I am trying to join two datasets based on a unique key (SPMS ID). For some of the records the value in the unique key has a comma (,). In the aggregated table by revenue, it is not aggregating the revenue corresponding to the record with the comma (,). How can we achieve that?
Eg. Datadog 3294, 3294 is not getting accounted for.
Hi @ErikG The join is working for the rows that do not have comma. Eg. It is populating the revenue against 3294, but it is not populating the revenue against 3294, 3294. My raw file is structured as below.
Name ID. Rev
Datadog 3294 100
Datadog 3294, 3294. 50
I need to show in results
Name Rev
Datadog 150
Today it is showing in results
Name Rev
Datadog 100
The ID is in string datatype since it has comma (,) in its values.
Hi @debanjana - Welcome to AWS QuickSight community and thanks for posting the question. Couple of observation on the file -
If the file is comma separated, I believe the record 3294,3294 should be double quoted embedded and that is why when you have imported to QuickSight, it is considered as one field.
Looking at the such sample record, it is the same record after comma(,). if you are OK to take one value, then @ErikG suggestion is good and you can use split function for those records contain a comma(,) for SPMS ID and take only the first record and ignore the second record and possibly do a cast to int as well.

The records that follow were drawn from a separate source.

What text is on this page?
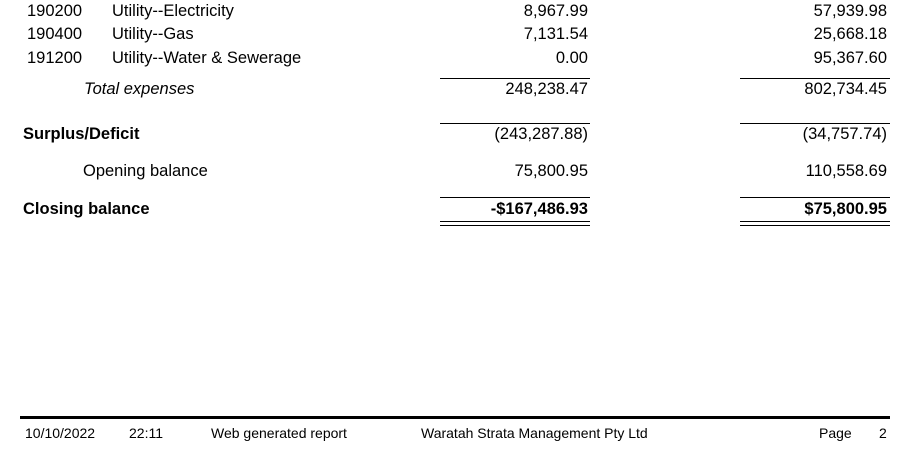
190200 Utility--Electricity	8,967.99	57,939.98
190400 Utility--Gas	7,131.54	25,668.18
191200 Utility--Water & Sewerage	0.00	95,367.60
Total expenses	248,238.47	802,734.45
Surplus/Deficit	(243,287.88)	(34,757.74)
Opening balance	75,800.95	110,558.69
Closing balance	-$167,486.93	$75,800.95
10/10/2022 22:11	Web generated report	Waratah Strata Management Pty Ltd	Page 2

After that the join should work.
If you do not want to ignore and make this as 2 records, possibly you need put some intelligence spilt the same row into multiple row. This may be a tricky part and need some detail analysis.

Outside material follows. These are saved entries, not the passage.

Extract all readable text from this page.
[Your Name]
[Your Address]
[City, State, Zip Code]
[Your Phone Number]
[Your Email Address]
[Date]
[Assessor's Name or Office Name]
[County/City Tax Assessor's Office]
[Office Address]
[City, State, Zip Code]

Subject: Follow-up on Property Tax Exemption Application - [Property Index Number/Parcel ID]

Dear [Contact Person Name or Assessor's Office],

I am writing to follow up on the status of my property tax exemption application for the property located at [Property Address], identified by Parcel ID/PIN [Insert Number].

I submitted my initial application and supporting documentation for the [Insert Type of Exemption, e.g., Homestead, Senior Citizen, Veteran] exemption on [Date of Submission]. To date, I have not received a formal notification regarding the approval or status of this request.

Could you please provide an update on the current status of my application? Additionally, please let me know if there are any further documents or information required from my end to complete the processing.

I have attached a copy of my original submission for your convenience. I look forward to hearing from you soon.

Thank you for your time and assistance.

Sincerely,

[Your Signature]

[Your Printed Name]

Hi @Sanjeeb2022 and @ErikG Thanks for your responses. The SPMS ID field is string so it does consider in the dataset both the records before joining but after joining I dont get the revenue attributed to the record with the comma. The raw dataset has different revenues associated with “3294” record and “3294, 3294” record. So I dont want to ignore the record(s) associated with “3294, 3294”. Is there any office hour where I can join and someone can help me real time? Thanks!
Hi @debanjana
my suggestion is not to ignore the record it is to cut the string that you will get a field to join.
e.g.
Name | SPMS ID | Revenue | ID
Datadog | 3294 | 100 | 3294
Datadog | 3294, 3294 | 50 | 3294
The join can be done by the ID column but you will keep the SPMS ID if you need.
BR